When this hit me it was as if someone smacked me upside the head with a baseball bat and it happened when I was reading, Richest Man in Babylon, for the umpteenth time. That is when I saw what, Control You Spend, was actually saying. “I” was no different than anyone else at any level unless I owned what I had and was not mired in debt. If everything I had was mortgaged or leveraged to the hilt then the only difference between me and the person living in the ghetto was how I look to those around me with my fancy clothes, house, and car, all owned by the bank.

Even if I had the greatest of education this would have no weight, IF what I was doing with what I knew, was to live in the same debt pit, those without an education were living. May I say here, education does not necessarily mean a formal or fancy high dollar education; Jim Rohn says: “A formal education can make you a living, but self-education can make you a fortune. Anyone can be self-educated.”

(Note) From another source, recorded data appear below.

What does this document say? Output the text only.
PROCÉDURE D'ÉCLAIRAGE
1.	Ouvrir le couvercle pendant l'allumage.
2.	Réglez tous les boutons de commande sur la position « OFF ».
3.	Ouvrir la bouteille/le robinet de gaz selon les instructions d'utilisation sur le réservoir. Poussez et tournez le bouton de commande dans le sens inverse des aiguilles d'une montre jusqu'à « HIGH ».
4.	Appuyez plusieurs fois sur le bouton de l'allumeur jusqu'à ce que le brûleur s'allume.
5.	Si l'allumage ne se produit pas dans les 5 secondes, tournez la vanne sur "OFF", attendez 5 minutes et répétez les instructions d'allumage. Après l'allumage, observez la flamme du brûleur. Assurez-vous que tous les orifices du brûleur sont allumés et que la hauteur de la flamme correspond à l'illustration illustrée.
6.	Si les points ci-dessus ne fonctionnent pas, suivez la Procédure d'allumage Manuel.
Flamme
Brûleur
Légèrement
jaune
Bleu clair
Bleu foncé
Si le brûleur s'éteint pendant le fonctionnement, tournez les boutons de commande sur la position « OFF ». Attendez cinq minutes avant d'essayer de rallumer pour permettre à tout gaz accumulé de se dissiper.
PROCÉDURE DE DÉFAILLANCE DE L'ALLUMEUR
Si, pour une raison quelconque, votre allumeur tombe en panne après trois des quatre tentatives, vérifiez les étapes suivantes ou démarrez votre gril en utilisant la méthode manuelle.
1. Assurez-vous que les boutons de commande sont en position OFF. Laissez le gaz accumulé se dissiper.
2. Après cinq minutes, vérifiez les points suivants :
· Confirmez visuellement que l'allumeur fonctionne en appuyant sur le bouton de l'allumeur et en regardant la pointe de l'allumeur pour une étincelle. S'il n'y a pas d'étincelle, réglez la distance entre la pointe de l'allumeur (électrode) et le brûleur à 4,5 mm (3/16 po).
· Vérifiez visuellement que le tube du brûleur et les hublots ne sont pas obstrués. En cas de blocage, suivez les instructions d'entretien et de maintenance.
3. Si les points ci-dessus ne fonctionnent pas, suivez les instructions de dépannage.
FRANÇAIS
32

Bottom line, this is what people do when they make money: they live to or above their income levels regardless of what those levels may be; and while living to their level of income their desires become mistaken as needs. Needs are like weeds if they are left unchecked; they will grow and choke out the good plants. Remember in the seed sowing principle how the seed took root and grew up and bore fruit, but if you left the weeds growing around your good plants you may not be able to get to the fruit due to the weeds and thorns. Your so called needs will grow in the same manner as weeds if left unchecked. In order to overcome this you must object and disprove of whatever it is that allows these needs/weeds to grow. You must come to the realization there are limitations to what you can do with what you have or what you are given. You will never be able to satisfy all of your desires for lack of time, energy, money, etc. Pull up these need/weeds as quickly as you recognize them and you will find yourself beginning to control your expenditures.

I talked about a budget sheet in part one. If you were to put a budget sheet together through which you could analyze your spending habits you will find where and what you can cut from your supposed ‘needs/weeds.’ This will help you learn what your habits are as well as what you can do to change or adapt those habits to save money. What you will see is many of ‘your needs’ are really only desires. You will find the majority of your money is being spent on things that depreciate rather
than appreciate. Protest to the contrary to make sure each dollar is purchasing something that appreciates in value. Learn to use the budget sheet to help you keep the need/weeds from growing. This budget sheet will shine the light on what is and isn’t necessary.

In closing I am reminded of a story of a friend who was invited to have lunch with a very wealthy person at this person’s country club. Although both were handed menus, only my friend took the time to look. The waiter asked my friend what he wanted; as if looking for approval he looked at this wealthy person who told him to order anything he wanted. My friend ordered a whole slew of expensive food. When the waiter looked at the man of wealth he asked if it was going to be his usual half sandwich and soup of the day. The wealthy man answered yes.

My friend was stunned. He felt very uncomfortable so, gathering up the nerve he finally asked the wealthy man why he didn’t order more. The wealthy man’s answer was simple; he didn’t need any more than he had ordered. My friend learned something profound that day and it was this: just because you have the ability to order whatever you want it doesn’t mean you need it. The wealthy person could have ordered anything or everything on the menu, but he couldn’t have eaten it and he knew it. It would have been a waste of food and energy on many levels. This is called living a fasted life. This fasted life is what will help build your savings quicker than most anything you will ever do.